千代田と明智も1本ずつ花火を持ち、しゃがんで花火の先端に火をつける。
2人が持つ花火から勢い良くオレンジの光が噴き出した。
「か、神楽坂くんもやりましょう?」
「ああ、ありがとう」
千代田からカラフルな柄が描かれた花火を受け取り、3人に倣って火をつける。
幼少期、父親が買ってきた花火を夏蓮とやったっきりこんな間近で花火を見る機会は無かったが、近くで見ると綺麗だな。
数秒で散ってしまうところもなんだか儚くていい。
明智が花火をしている様子を写真に収め、思い出として記録していく。
手持ち花火を4人で楽しむとなるとあっという間に終わりの時がやってくる。
オレたちは4人で輪を作ってしゃがみ込み、一斉に線香花火に火を付けた。
「1番最後まで残ってた人が勝ちだよ。負けないからねっ!」
そう息巻いていた明智の火玉が呆気なく足元に落ちた。
慎重な性格の千代田は手のひらを盾にして風の影響を最小限に抑えている。
暗空も目を凝らして意識を線香花火に集中している。
火玉がパチパチと音を立てて激しさを増していく。
「あっ」
ここで暗空が脱落。
残ったのはオレと千代田。
線香花火も終盤に差し掛かり、火玉が小さく萎んできた。
「2人とも頑張れ〜」
明智がスマホのムービー機能で撮影を始めた。
線香花火は先端のひらひらしている箇所を持つと火玉の揺れを自然と受け流し、落ちにくくなる。

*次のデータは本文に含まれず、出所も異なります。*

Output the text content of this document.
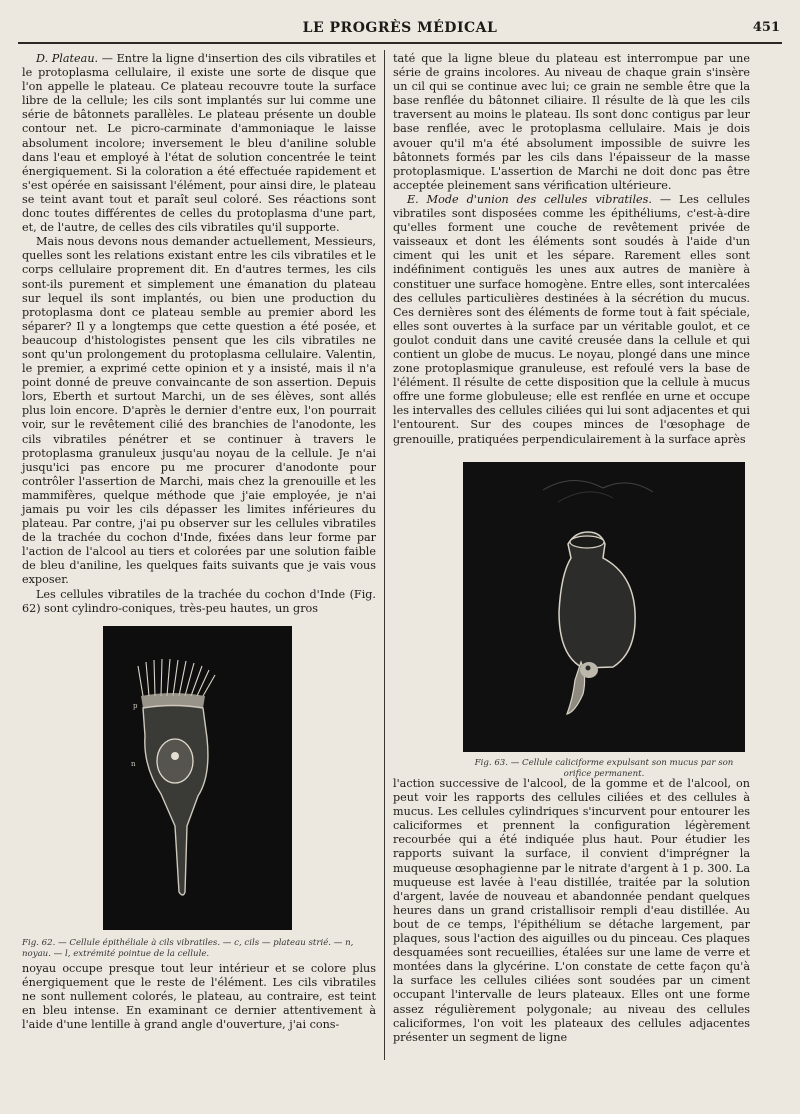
LE PROGRÈS MÉDICAL	451

D. Plateau. — Entre la ligne d'insertion des cils vibratiles et le protoplasma cellulaire, il existe une sorte de disque que l'on appelle le plateau. Ce plateau recouvre toute la surface libre de la cellule; les cils sont implantés sur lui comme une série de bâtonnets parallèles. Le plateau présente un double contour net. Le picro-carminate d'ammoniaque le laisse absolument incolore; inversement le bleu d'aniline soluble dans l'eau et employé à l'état de solution concentrée le teint énergiquement. Si la coloration a été effectuée rapidement et s'est opérée en saisissant l'élément, pour ainsi dire, le plateau se teint avant tout et paraît seul coloré. Ses réactions sont donc toutes différentes de celles du protoplasma d'une part, et, de l'autre, de celles des cils vibratiles qu'il supporte.

Mais nous devons nous demander actuellement, Messieurs, quelles sont les relations existant entre les cils vibratiles et le corps cellulaire proprement dit. En d'autres termes, les cils sont-ils purement et simplement une émanation du plateau sur lequel ils sont implantés, ou bien une production du protoplasma dont ce plateau semble au premier abord les séparer? Il y a longtemps que cette question a été posée, et beaucoup d'histologistes pensent que les cils vibratiles ne sont qu'un prolongement du protoplasma cellulaire. Valentin, le premier, a exprimé cette opinion et y a insisté, mais il n'a point donné de preuve convaincante de son assertion. Depuis lors, Eberth et surtout Marchi, un de ses élèves, sont allés plus loin encore. D'après le dernier d'entre eux, l'on pourrait voir, sur le revêtement cilié des branchies de l'anodonte, les cils vibratiles pénétrer et se continuer à travers le protoplasma granuleux jusqu'au noyau de la cellule. Je n'ai jusqu'ici pas encore pu me procurer d'anodonte pour contrôler l'assertion de Marchi, mais chez la grenouille et les mammifères, quelque méthode que j'aie employée, je n'ai jamais pu voir les cils dépasser les limites inférieures du plateau. Par contre, j'ai pu observer sur les cellules vibratiles de la trachée du cochon d'Inde, fixées dans leur forme par l'action de l'alcool au tiers et colorées par une solution faible de bleu d'aniline, les quelques faits suivants que je vais vous exposer.

Les cellules vibratiles de la trachée du cochon d'Inde (Fig. 62) sont cylindro-coniques, très-peu hautes, un gros

p
n
Fig. 62. — Cellule épithéliale à cils vibratiles. — c, cils — plateau strié. — n, noyau. — l, extrémité pointue de la cellule.

noyau occupe presque tout leur intérieur et se colore plus énergiquement que le reste de l'élément. Les cils vibratiles ne sont nullement colorés, le plateau, au contraire, est teint en bleu intense. En examinant ce dernier attentivement à l'aide d'une lentille à grand angle d'ouverture, j'ai cons-

taté que la ligne bleue du plateau est interrompue par une série de grains incolores. Au niveau de chaque grain s'insère un cil qui se continue avec lui; ce grain ne semble être que la base renflée du bâtonnet ciliaire. Il résulte de là que les cils traversent au moins le plateau. Ils sont donc contigus par leur base renflée, avec le protoplasma cellulaire. Mais je dois avouer qu'il m'a été absolument impossible de suivre les bâtonnets formés par les cils dans l'épaisseur de la masse protoplasmique. L'assertion de Marchi ne doit donc pas être acceptée pleinement sans vérification ultérieure.

E. Mode d'union des cellules vibratiles. — Les cellules vibratiles sont disposées comme les épithéliums, c'est-à-dire qu'elles forment une couche de revêtement privée de vaisseaux et dont les éléments sont soudés à l'aide d'un ciment qui les unit et les sépare. Rarement elles sont indéfiniment contiguës les unes aux autres de manière à constituer une surface homogène. Entre elles, sont intercalées des cellules particulières destinées à la sécrétion du mucus. Ces dernières sont des éléments de forme tout à fait spéciale, elles sont ouvertes à la surface par un véritable goulot, et ce goulot conduit dans une cavité creusée dans la cellule et qui contient un globe de mucus. Le noyau, plongé dans une mince zone protoplasmique granuleuse, est refoulé vers la base de l'élément. Il résulte de cette disposition que la cellule à mucus offre une forme globuleuse; elle est renflée en urne et occupe les intervalles des cellules ciliées qui lui sont adjacentes et qui l'entourent. Sur des coupes minces de l'œsophage de grenouille, pratiquées perpendiculairement à la surface après

Fig. 63. — Cellule caliciforme expulsant son mucus par son orifice permanent.

l'action successive de l'alcool, de la gomme et de l'alcool, on peut voir les rapports des cellules ciliées et des cellules à mucus. Les cellules cylindriques s'incurvent pour entourer les caliciformes et prennent la configuration légèrement recourbée qui a été indiquée plus haut. Pour étudier les rapports suivant la surface, il convient d'imprégner la muqueuse œsophagienne par le nitrate d'argent à 1 p. 300. La muqueuse est lavée à l'eau distillée, traitée par la solution d'argent, lavée de nouveau et abandonnée pendant quelques heures dans un grand cristallisoir rempli d'eau distillée. Au bout de ce temps, l'épithélium se détache largement, par plaques, sous l'action des aiguilles ou du pinceau. Ces plaques desquamées sont recueillies, étalées sur une lame de verre et montées dans la glycérine. L'on constate de cette façon qu'à la surface les cellules ciliées sont soudées par un ciment occupant l'intervalle de leurs plateaux. Elles ont une forme assez régulièrement polygonale; au niveau des cellules caliciformes, l'on voit les plateaux des cellules adjacentes présenter un segment de ligne
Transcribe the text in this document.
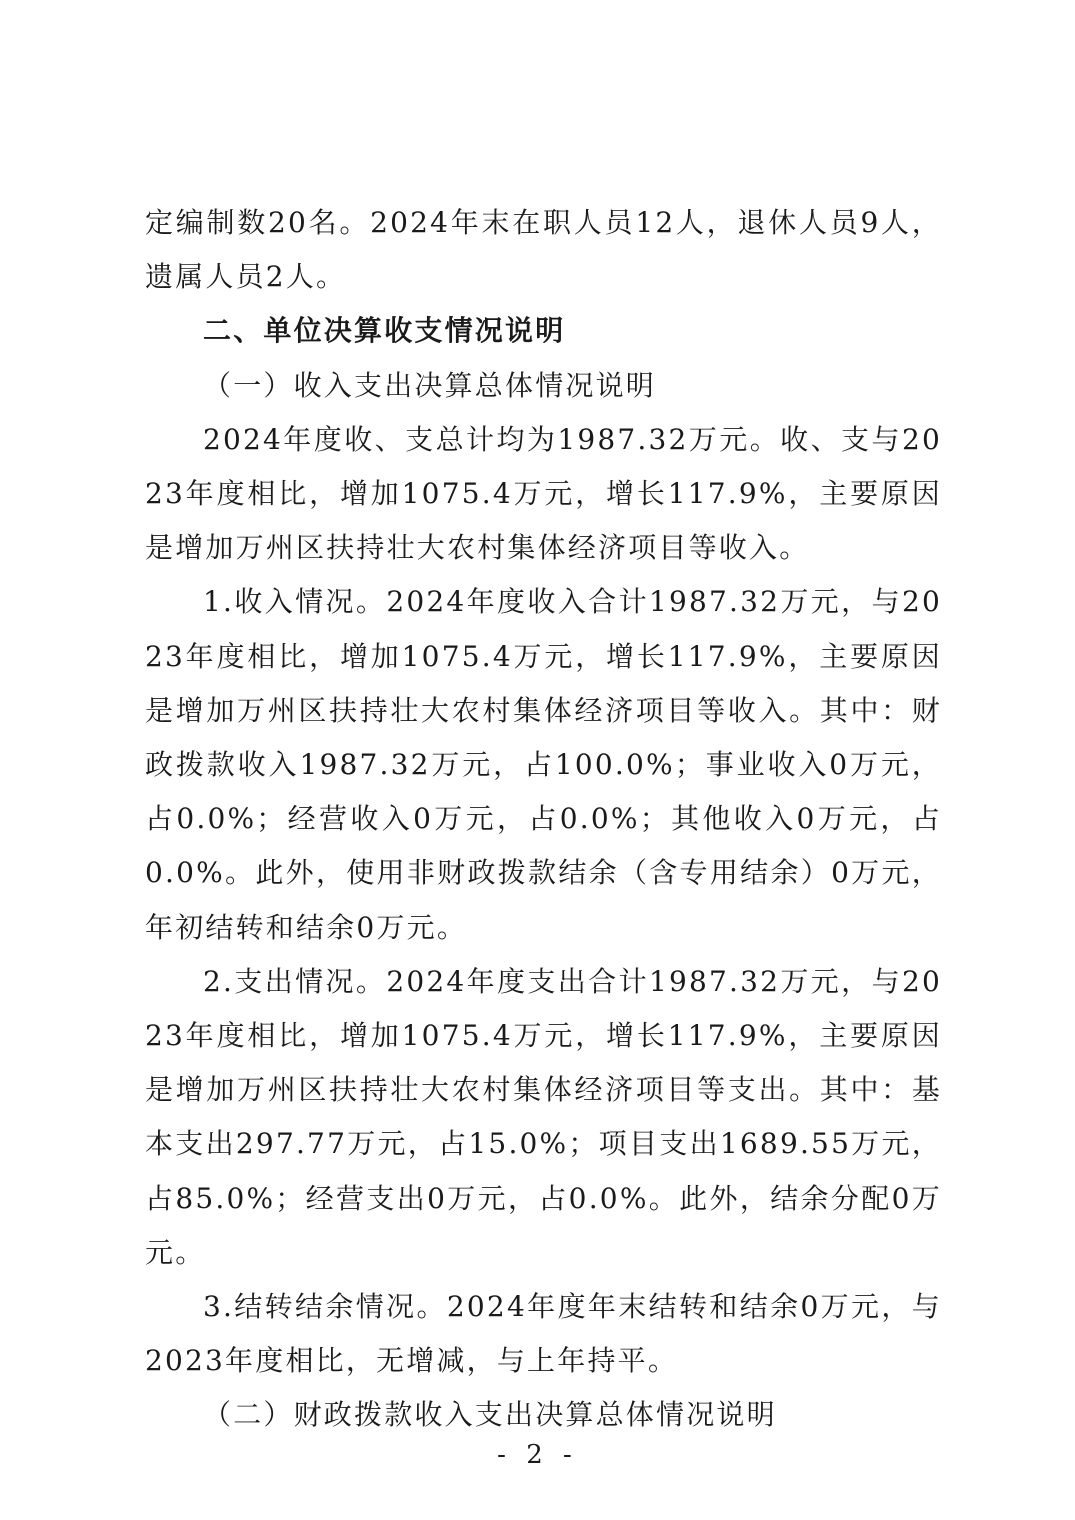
定编制数20名。2024年末在职人员12人，退休人员9人，遗属人员2人。

二、单位决算收支情况说明

（一）收入支出决算总体情况说明

2024年度收、支总计均为1987.32万元。收、支与2023年度相比，增加1075.4万元，增长117.9%，主要原因是增加万州区扶持壮大农村集体经济项目等收入。

1.收入情况。2024年度收入合计1987.32万元，与2023年度相比，增加1075.4万元，增长117.9%，主要原因是增加万州区扶持壮大农村集体经济项目等收入。其中：财政拨款收入1987.32万元，占100.0%；事业收入0万元，占0.0%；经营收入0万元，占0.0%；其他收入0万元，占0.0%。此外，使用非财政拨款结余（含专用结余）0万元，年初结转和结余0万元。

2.支出情况。2024年度支出合计1987.32万元，与2023年度相比，增加1075.4万元，增长117.9%，主要原因是增加万州区扶持壮大农村集体经济项目等支出。其中：基本支出297.77万元，占15.0%；项目支出1689.55万元，占85.0%；经营支出0万元，占0.0%。此外，结余分配0万元。

3.结转结余情况。2024年度年末结转和结余0万元，与2023年度相比，无增减，与上年持平。

（二）财政拨款收入支出决算总体情况说明

- 2 -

持っている手は揺らさないであくまでも線香花火に全てを委ねるのがコツだ。
と、ここでなんの前触れもなくオレの火玉がポトンと地面に落ちた。
「風花ちゃんの勝ち〜!!」
明智がスマホを千代田に近づける。
いくら知識を持っていたとしても必ずしも勝てる訳ではない。
線香花火も意外と奥が深い。
その後、残っていた線香花火を2本ずつ配り再度勝負が行われるも千代田と暗空が1勝ずつ勝ち取り、オレと明智は負けっ放しで終わった。
足元に落ちる火玉の光景が余韻となってしばらく頭に残った。